Since 2018, the CCC has licensed 908 marijuana establishments in Massachusetts, including cultivators, product manufacturers, retailers, testing laboratories, couriers, and more. The commission has approved 165 retailers to open, and another 205 retailers are in the agency’s queue, it said.

The adult-use cannabis industry in Massachusetts included about 16,667 active employee registrations as of August, the CCC said. Of those, 35.4 percent identify as female and 64.1 percent identify as male; 72.4 percent of registered and proposed employees identify as white, 7.6 percent as Hispanic, Latino, or Spanish, and 6 percent identify as Black or African American, the CCC said.

Unlike Island Time, Fine Fettle has had 65 percent of its customers come from the Island, according to Zachs.

Both businesses are significant employers. Island Time has a dozen employees, Rose said. At Fine Fettle the cultivation facility has five full-time employees, and could use 10, Zachs said. The dispensary employs another 11 people, he said. “I need more employees, if you could put the word out,” he said. The jobs pay $18 to $26 per hour, are year-round, and have benefits, he said.

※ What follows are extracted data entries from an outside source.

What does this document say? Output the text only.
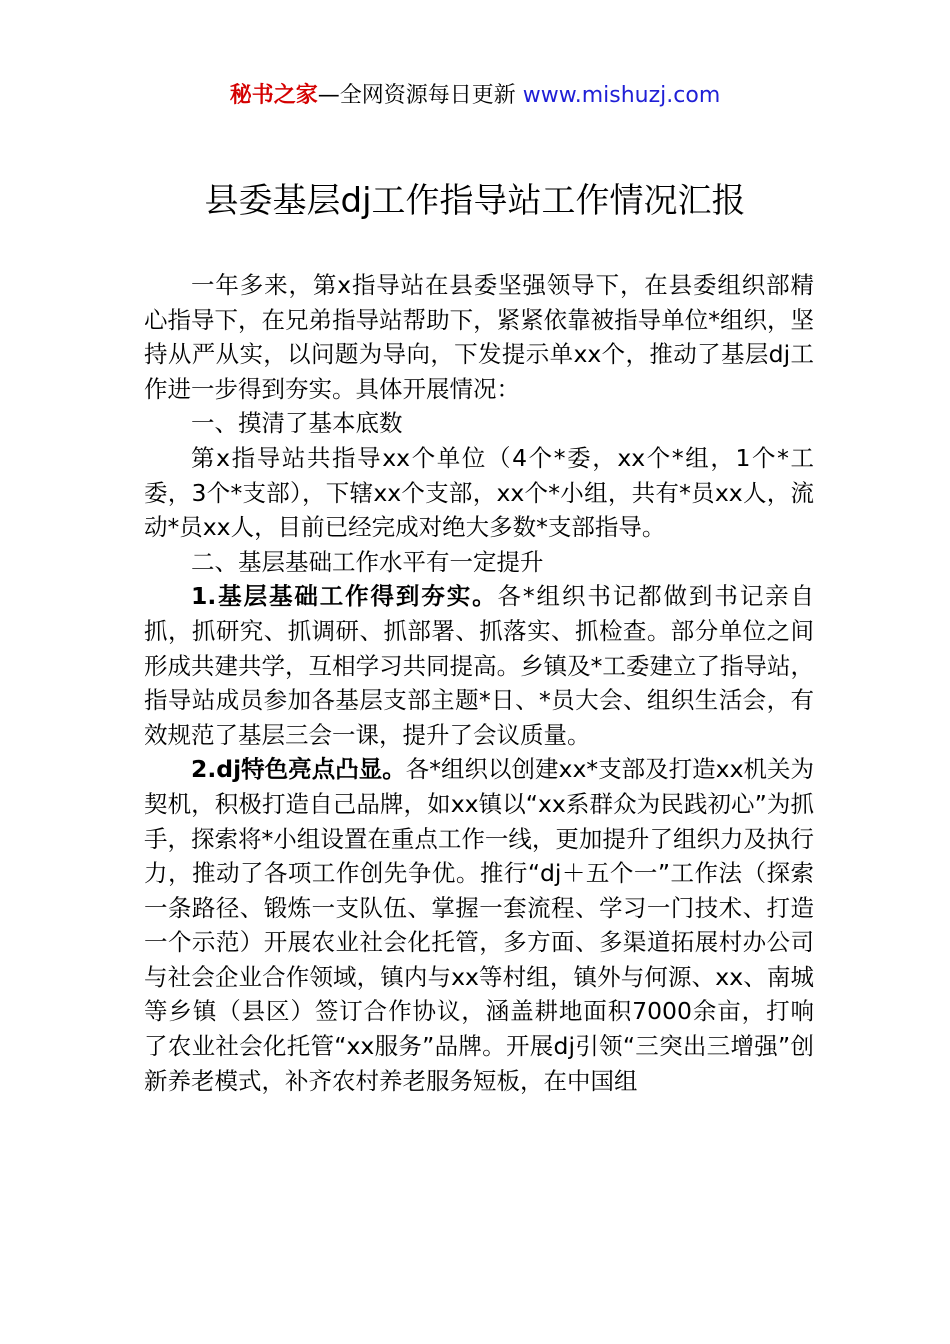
秘书之家—全网资源每日更新 www.mishuzj.com
县委基层dj工作指导站工作情况汇报

一年多来，第x指导站在县委坚强领导下，在县委组织部精心指导下，在兄弟指导站帮助下，紧紧依靠被指导单位*组织，坚持从严从实，以问题为导向，下发提示单xx个，推动了基层dj工作进一步得到夯实。具体开展情况：

一、摸清了基本底数

第x指导站共指导xx个单位（4个*委，xx个*组，1个*工委，3个*支部），下辖xx个支部，xx个*小组，共有*员xx人，流动*员xx人，目前已经完成对绝大多数*支部指导。

二、基层基础工作水平有一定提升

1.基层基础工作得到夯实。各*组织书记都做到书记亲自抓，抓研究、抓调研、抓部署、抓落实、抓检查。部分单位之间形成共建共学，互相学习共同提高。乡镇及*工委建立了指导站，指导站成员参加各基层支部主题*日、*员大会、组织生活会，有效规范了基层三会一课，提升了会议质量。

2.dj特色亮点凸显。各*组织以创建xx*支部及打造xx机关为契机，积极打造自己品牌，如xx镇以“xx系群众为民践初心”为抓手，探索将*小组设置在重点工作一线，更加提升了组织力及执行力，推动了各项工作创先争优。推行“dj＋五个一”工作法（探索一条路径、锻炼一支队伍、掌握一套流程、学习一门技术、打造一个示范）开展农业社会化托管，多方面、多渠道拓展村办公司与社会企业合作领域，镇内与xx等村组，镇外与何源、xx、南城等乡镇（县区）签订合作协议，涵盖耕地面积7000余亩，打响了农业社会化托管“xx服务”品牌。开展dj引领“三突出三增强”创新养老模式，补齐农村养老服务短板，在中国组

Rose is happy with things, even though all the appointments aren’t being filled.
“Overall I’m pleased,” Rose said, adding with a laugh, “and I look to contribute to a greater portion of the $2 billion next year.”

2 COMMENTS

  1. This stuff has to be really good at $60 an eighth, or $480 an ounce, with an extra 20% for the governor, bringing the price to about $575 an ounce. Really ?
    Wow– I paid my way through college selling this stuff for $40 an ounce.
    It’s a freaking weed, and anyone with a garden or a sheetrock bucket full of dirt can grow this..

    I know Geoff . He’s a really good guy.. The price he has to set is a result of the paranoia and the greed of officials.
    It’s a ridiculous price– but not his fault.
    Shame on the state and local regulators.

  2. The success of the marijuana industry is undeniable. The number of users are up as is the amount of the drug that each one uses. What’s not to like? The other curve that is tracking upward in lock step with pot use is overdose deaths. 220 people will die in the US today from drug overdose. In 2020 90,000 people died from OD in the US.

    Some folks will tell you the tidal wave of OD’s is caused by J+J and Purdue Pharma. There is another big business that wants you to think that. Big Pot.

    We can agree that most pot smokers won’t graduate to opioids. But what about the 10% that are vulnerable to escalating use and stronger drugs? Thanks to Big Pot we are talking about millions of people.